This is the highest weighted module of the ACT performance assessment, at 35%. It assesses the company’s past five years’ emissions intensity trend, emissions lock-in to 2035, and next five years’ emissions intensity trend. Companies that perform poorly on this module are generally those with the lowest ACT ratings overall: four of the five poorest performing companies on this module (Egyptian Electricity Holding Company (EEHC), China Huadian Corporation, CHN Energy, and China Datang Corp) are in the bottom five of the overall ranking.
While it is heavily weighted, this module does not tell the whole story of a company’s alignment with a future low-carbon world. Only three of the top ten performers on this module (Ørsted, Xcel Energy, Enel) are in the overall top ten. The other modules, as well as the trend and holistic ‘narrative’ assessments, are key to the overall picture of a company’s preparedness for the low-carbon economy.
Only 13 of the 50 companies have reduced their emissions intensities between 2013 and 2018 at the rate required for their company decarbonisation pathway under the well-below 2-degrees scenario. 11 companies were not aligned at all on this indicator, having higher emissions intensities in 2018 than in 2013.

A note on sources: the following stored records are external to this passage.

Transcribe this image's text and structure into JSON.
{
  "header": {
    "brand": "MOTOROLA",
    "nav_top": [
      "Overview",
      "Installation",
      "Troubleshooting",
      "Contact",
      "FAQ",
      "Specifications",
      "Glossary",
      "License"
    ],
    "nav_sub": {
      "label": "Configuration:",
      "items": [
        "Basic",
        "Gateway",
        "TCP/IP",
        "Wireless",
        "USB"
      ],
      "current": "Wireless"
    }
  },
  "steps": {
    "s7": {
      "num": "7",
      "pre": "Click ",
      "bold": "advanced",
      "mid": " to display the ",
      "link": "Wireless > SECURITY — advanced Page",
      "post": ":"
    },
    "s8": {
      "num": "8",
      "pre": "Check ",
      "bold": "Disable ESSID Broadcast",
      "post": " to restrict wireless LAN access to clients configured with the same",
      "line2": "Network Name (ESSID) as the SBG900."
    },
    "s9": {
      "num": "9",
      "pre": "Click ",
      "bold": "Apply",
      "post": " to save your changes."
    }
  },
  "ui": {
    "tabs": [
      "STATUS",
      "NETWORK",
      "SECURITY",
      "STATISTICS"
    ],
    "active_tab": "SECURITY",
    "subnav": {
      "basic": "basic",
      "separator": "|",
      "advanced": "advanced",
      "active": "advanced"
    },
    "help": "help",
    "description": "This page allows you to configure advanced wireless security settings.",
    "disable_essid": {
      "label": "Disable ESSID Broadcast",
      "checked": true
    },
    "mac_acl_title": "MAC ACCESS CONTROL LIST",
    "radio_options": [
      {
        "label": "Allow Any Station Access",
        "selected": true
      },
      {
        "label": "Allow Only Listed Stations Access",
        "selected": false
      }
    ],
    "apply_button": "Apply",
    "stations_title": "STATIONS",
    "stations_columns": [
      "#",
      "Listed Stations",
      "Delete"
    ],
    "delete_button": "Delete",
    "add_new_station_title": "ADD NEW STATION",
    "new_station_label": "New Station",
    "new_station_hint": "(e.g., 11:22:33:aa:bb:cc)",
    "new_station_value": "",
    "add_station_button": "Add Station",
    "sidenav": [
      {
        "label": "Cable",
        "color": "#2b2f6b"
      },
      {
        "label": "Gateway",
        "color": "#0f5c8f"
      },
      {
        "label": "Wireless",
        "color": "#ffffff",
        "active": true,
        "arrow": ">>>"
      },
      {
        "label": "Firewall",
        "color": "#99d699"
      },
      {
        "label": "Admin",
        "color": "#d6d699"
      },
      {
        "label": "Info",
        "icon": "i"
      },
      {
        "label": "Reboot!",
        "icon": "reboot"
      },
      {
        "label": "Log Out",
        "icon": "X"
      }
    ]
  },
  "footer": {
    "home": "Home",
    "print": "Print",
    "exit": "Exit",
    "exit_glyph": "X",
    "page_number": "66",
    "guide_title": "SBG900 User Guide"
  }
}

The locked-in emissions indicator compares projections of companies’ cumulative absolute (total) emissions from 2019 to 2033 to the cumulative budgets allocated by their well-below 2-degree company pathways. These company pathways all converge to the expectation for the sector in 2050. The pathways start from each company’s current (2018) emissions and are weighted by the regional split of the companies’ generating assets.
Most regions will require net-negative emissions by the late-2040s under the well-below 2-degree scenario used in this benchmark, so companies with lower 2018 emissions intensities need to achieve net-negative emissions intensities sooner than higher emitters. This means that it is harder for those with lower current emissions intensities to perform well on this indicator. Nevertheless, that is what they must do to show true low-carbon transition leadership. There is no room in the remaining emissions budget to 2050 for these companies to delay additional decarbonisation efforts.
Two of the lower emissions intensity companies – Ørsted with 131gCO2e/kWh and Dominion Energy with 273gCO2e/kWh in 2018 – are two of the five companies for whom ongoing locked-in emissions remain within the budget up to 2033. Both are removing coal from their mix. Ørsted, the top overall performer, is predicted to remain within budget to 2050, but Dominion Energy, with its ongoing commitment to gas, is predicted to exceed its budget by 2039.
Eskom Holdings, with the highest emissions intensity of the 50 companies at 1kgCO2e/kWh, also remains within its emissions budget up to 2033. However, even with the most generous budget, Eskom’s cumulative emissions will exceed its budget just four years later.
The near-term future emissions intensity trend indicator compares the emissions intensity predicted for 2023 (based on the company’s current and expected future assets) to the 2023 intensity on the company’s well-below 2-degree pathway. This ‘action gap’ is then compared to what the maximum ‘action gap’ would be if the company were to continue with no change in its emissions intensity. The closer the predicted emissions intensity for 2023 is to the well-below 2-degree pathway value for 2023, the better aligned to the required pathway the company will be.
Just four of the companies in the sample are predicted to have fully aligned emissions intensities in 2023. By contrast 14 companies are predicted to show such little improvement in their emissions intensities by 2023 that they are assessed as 0% aligned. This lack of progression towards the future emissions intensities necessary for the sector to keep global warming to well below 2 degrees – for most of the companies in the sample – is very alarming.